クリスの手はジャネットの手をしっかりと握ったまま、プレカムでぬるぬるになっているペニスの肌をゆっくりと前後に動き続けた。そのスピードは徐々に速まり、やがて安定したリズムに変わった。突然、脚が震え、睾丸が緊張するのを感じた。延べ何十時間も実践をしてきたクリスにとっては、次に何が起きるかは自明だったが、彼にはそれを留める力はなかった。唇から喘ぎ声が漏れ、同時に膨らんだ亀頭が顔を歪め、大きく開いたスリットから熱い白濁を吐き出し始めたのだった。クリスは、必死になりながらも、車を道端に寄せた。肉竿がヒクヒクと痙攣を続け、太ももに体液を撒き散らし、その液が脚を伝って足首にまで流れていった。年若のクリスだったが、彼の人生の中で最も強烈なクライマックスのひとつだったことは間違いない。
ほとんど、始めたと同時に終わっていた。次の瞬間、罪悪感が心に忍び込んできた。萎み始めたペニスをズボンの中にしまいながら、クリスは思った。
・・・僕は何ということをしてしまったのだろう・・・
今や、彼の片方の肩に乗っている天使の方が元気をつけて、羞恥に戸惑う若者に罪悪感をせっせと積み上げ始めているのだった。
ジャネットの家の前に着いた。ジャネットがすっかり酔いつぶれたままであるのを見たクリスは、彼女の体を抱き上げ、家の中へ運んだ。両腕で抱きかかえたまま、階段を上がり、彼女に助けを求めずに、寝室を探した。ドアを開けて中を確かめていく。2つ目のドアを開けると、中は一番大きな寝室のように思われた。クリスはその部屋に入り、彼女の体をベッドに降ろした。ベッドに降ろすとすぐに、ジャネットは仰向けに横たわった。クリスはそのまま出て行こうとしたが、一度、立ち止まり振り返った。

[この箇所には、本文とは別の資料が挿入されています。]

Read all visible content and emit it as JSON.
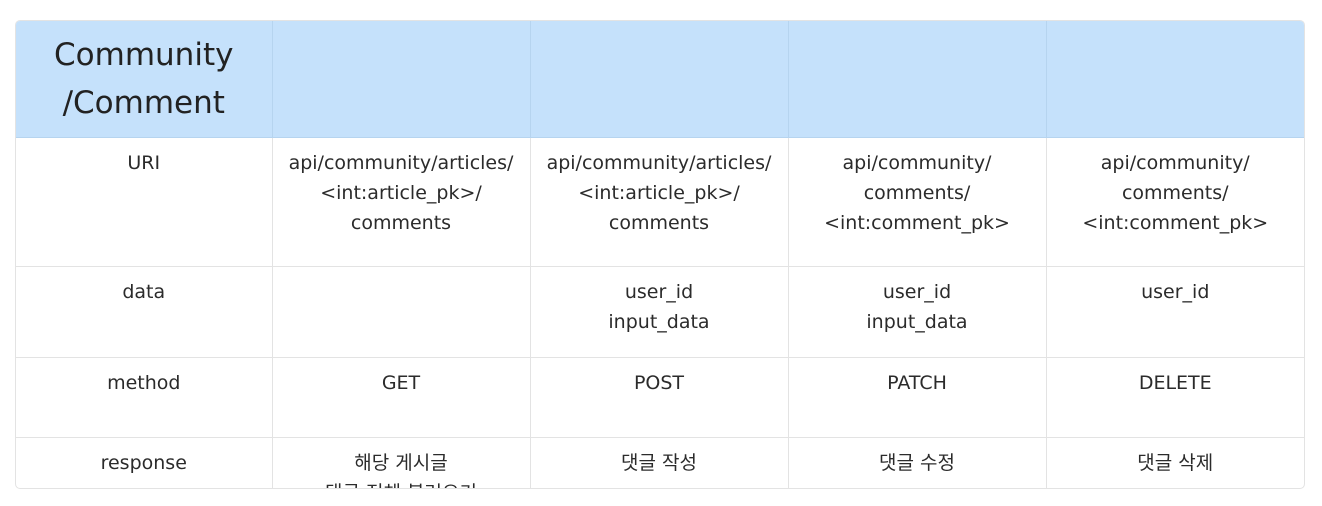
{
  "table": {
    "header": {
      "title": "Community\n/Comment",
      "cols": [
        "",
        "",
        "",
        ""
      ]
    },
    "rows": [
      {
        "label": "URI",
        "cells": [
          "api/community/articles/\n<int:article_pk>/\ncomments",
          "api/community/articles/\n<int:article_pk>/\ncomments",
          "api/community/\ncomments/\n<int:comment_pk>",
          "api/community/\ncomments/\n<int:comment_pk>"
        ]
      },
      {
        "label": "data",
        "cells": [
          "",
          "user_id\ninput_data",
          "user_id\ninput_data",
          "user_id"
        ]
      },
      {
        "label": "method",
        "cells": [
          "GET",
          "POST",
          "PATCH",
          "DELETE"
        ]
      },
      {
        "label": "response",
        "cells": [
          "해당 게시글\n댓글 전체 불러오기",
          "댓글 작성",
          "댓글 수정",
          "댓글 삭제"
        ]
      }
    ]
  },
  "colors": {
    "header_bg": "#c5e1fb",
    "border": "#e3e3e3",
    "text": "#2b2b2b"
  }
}
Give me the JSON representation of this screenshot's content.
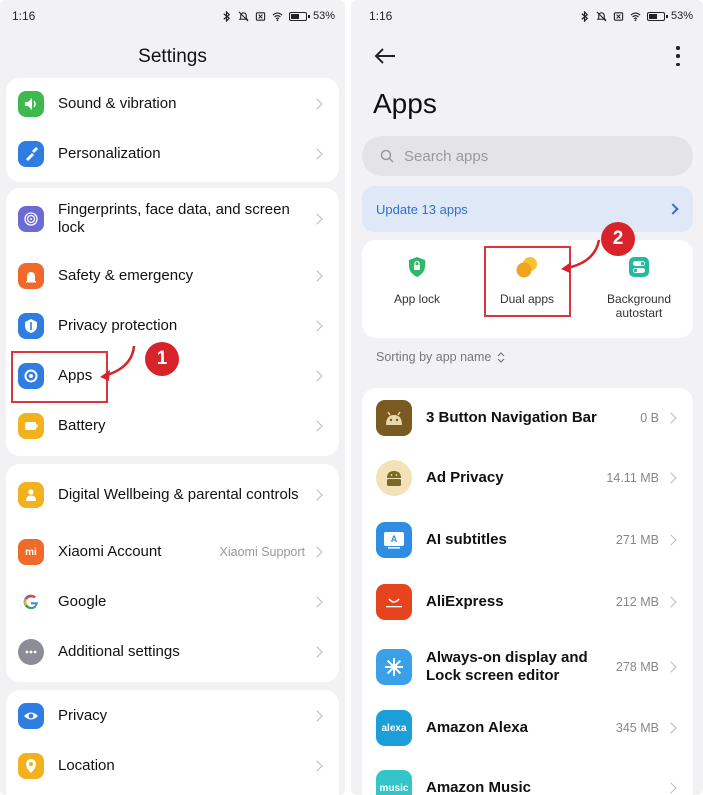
{
  "status": {
    "time": "1:16",
    "battery": "53"
  },
  "left": {
    "title": "Settings",
    "group1": [
      {
        "label": "Sound & vibration",
        "color": "#3db94d",
        "icon": "speaker-icon"
      },
      {
        "label": "Personalization",
        "color": "#2f7de1",
        "icon": "brush-icon"
      }
    ],
    "group2": [
      {
        "label": "Fingerprints, face data, and screen lock",
        "color": "#6b6bd6",
        "icon": "fingerprint-icon"
      },
      {
        "label": "Safety & emergency",
        "color": "#f0692b",
        "icon": "emergency-icon"
      },
      {
        "label": "Privacy protection",
        "color": "#2f7de1",
        "icon": "shield-icon"
      },
      {
        "label": "Apps",
        "color": "#2f7de1",
        "icon": "apps-gear-icon"
      },
      {
        "label": "Battery",
        "color": "#f2b21d",
        "icon": "battery-icon"
      }
    ],
    "group3": [
      {
        "label": "Digital Wellbeing & parental controls",
        "color": "#f2b21d",
        "icon": "wellbeing-icon"
      },
      {
        "label": "Xiaomi Account",
        "value": "Xiaomi Support",
        "color": "#f06a2a",
        "icon": "mi-icon"
      },
      {
        "label": "Google",
        "color": "#ffffff",
        "icon": "google-icon"
      },
      {
        "label": "Additional settings",
        "color": "#8c8c96",
        "icon": "more-dots-icon"
      }
    ],
    "group4": [
      {
        "label": "Privacy",
        "color": "#2f7de1",
        "icon": "eye-icon"
      },
      {
        "label": "Location",
        "color": "#f2b21d",
        "icon": "location-pin-icon"
      }
    ],
    "step_badge": "1"
  },
  "right": {
    "title": "Apps",
    "search_placeholder": "Search apps",
    "update_label": "Update 13 apps",
    "tools": [
      {
        "label": "App lock",
        "icon": "lock-shield-icon"
      },
      {
        "label": "Dual apps",
        "icon": "dual-apps-icon"
      },
      {
        "label": "Background autostart",
        "icon": "autostart-icon"
      }
    ],
    "step_badge": "2",
    "sort_label": "Sorting by app name",
    "apps": [
      {
        "name": "3 Button Navigation Bar",
        "size": "0 B",
        "color": "#7a5a20",
        "icon": "android-grid-icon"
      },
      {
        "name": "Ad Privacy",
        "size": "14.11 MB",
        "color": "#f3e2b8",
        "icon": "android-icon"
      },
      {
        "name": "AI subtitles",
        "size": "271 MB",
        "color": "#2f8de4",
        "icon": "subtitles-icon"
      },
      {
        "name": "AliExpress",
        "size": "212 MB",
        "color": "#e8431f",
        "icon": "aliexpress-icon"
      },
      {
        "name": "Always-on display and Lock screen editor",
        "size": "278 MB",
        "color": "#3aa0e8",
        "icon": "aod-icon"
      },
      {
        "name": "Amazon Alexa",
        "size": "345 MB",
        "color": "#1b9fd8",
        "icon": "alexa-icon",
        "text": "alexa"
      },
      {
        "name": "Amazon Music",
        "size": "",
        "color": "#32c6c8",
        "icon": "amazon-music-icon",
        "text": "music"
      }
    ]
  }
}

・・・どう考えても、こんな格好のまま置いていくわけには行かないよね・・・
クリスはベッドに戻り、彼女の足元にひざまずいた。
・・・少なくとも、靴だけは脱がせて、ちゃんとベッドに寝せてあげるべきだ・・・
ジャネットの靴を脱がせる時、当然、彼女の脚を広げさせる形になった。クリスは、顔を上げ、下着に覆われた股間を目にした。これは今夜3回目になる。車の中では気づかなかったのだが、彼女のシルクの下着の中心部分に大きな湿った部分ができているのを見て、クリスは驚いた。同時に、シルクの下着を着けた女性の姿がとても美しく感じられたクリスだった。

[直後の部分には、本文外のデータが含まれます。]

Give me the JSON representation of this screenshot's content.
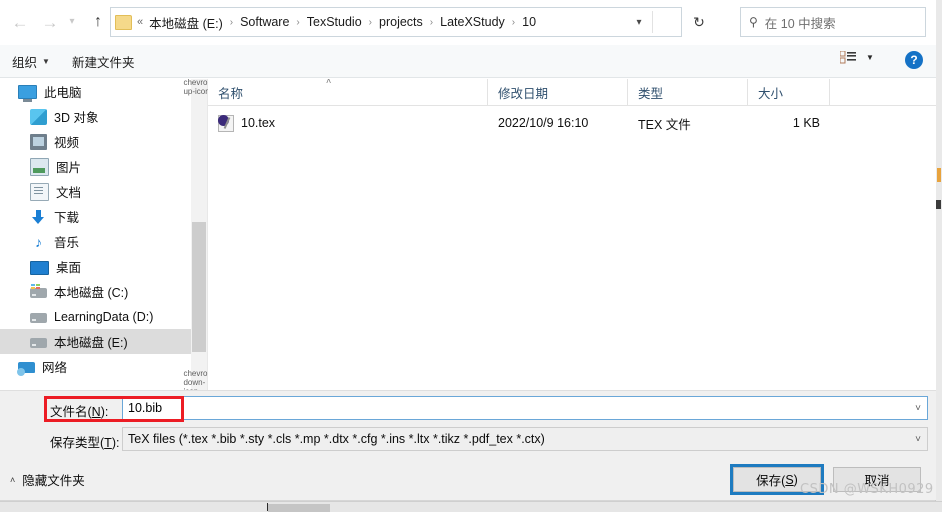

ジャネットの足元にひざまずいている間、クリスは彼女の香水の香りに気づいていたが、別の香りも彼の鼻腔を刺激しているのにも気づいた。香水より、もっと生物にふさわしい匂いだった。大学での女子学生の友達との付き合いで覚えがある香りだった。女性が発する甘く、むっとした感じの香り。クリスは、彼女の太ももの間に頭を入れたくなる衝動を押さえ込むのに必死だった。
突然、ジャネットがうめき声を上げ、寝返りを打った。両脚を動かし、スカートが腰に捲れあがるまで脚を開いた。片足は膝を曲げて立たせ、もう片足はまっすぐ伸ばしたままになる。濡れた薄地の下着の股間部分を通して、クリスには彼女の陰唇の輪郭がはっきりと見えていた。
クリスは、今すぐ、ここを立ち去らなければならないと思った。さもないと、大変なトラブルを引き起こしかねない行動を取ってしまいそうだった。素早く立ち上がり、ジャネットの足をベッドに乗せ、慌てるようにして寝室から出た。文字通り駆けるようにして階段を降り、車へと向かった。この時ばかりは、天使の方が小さな勝利を収めたわけである。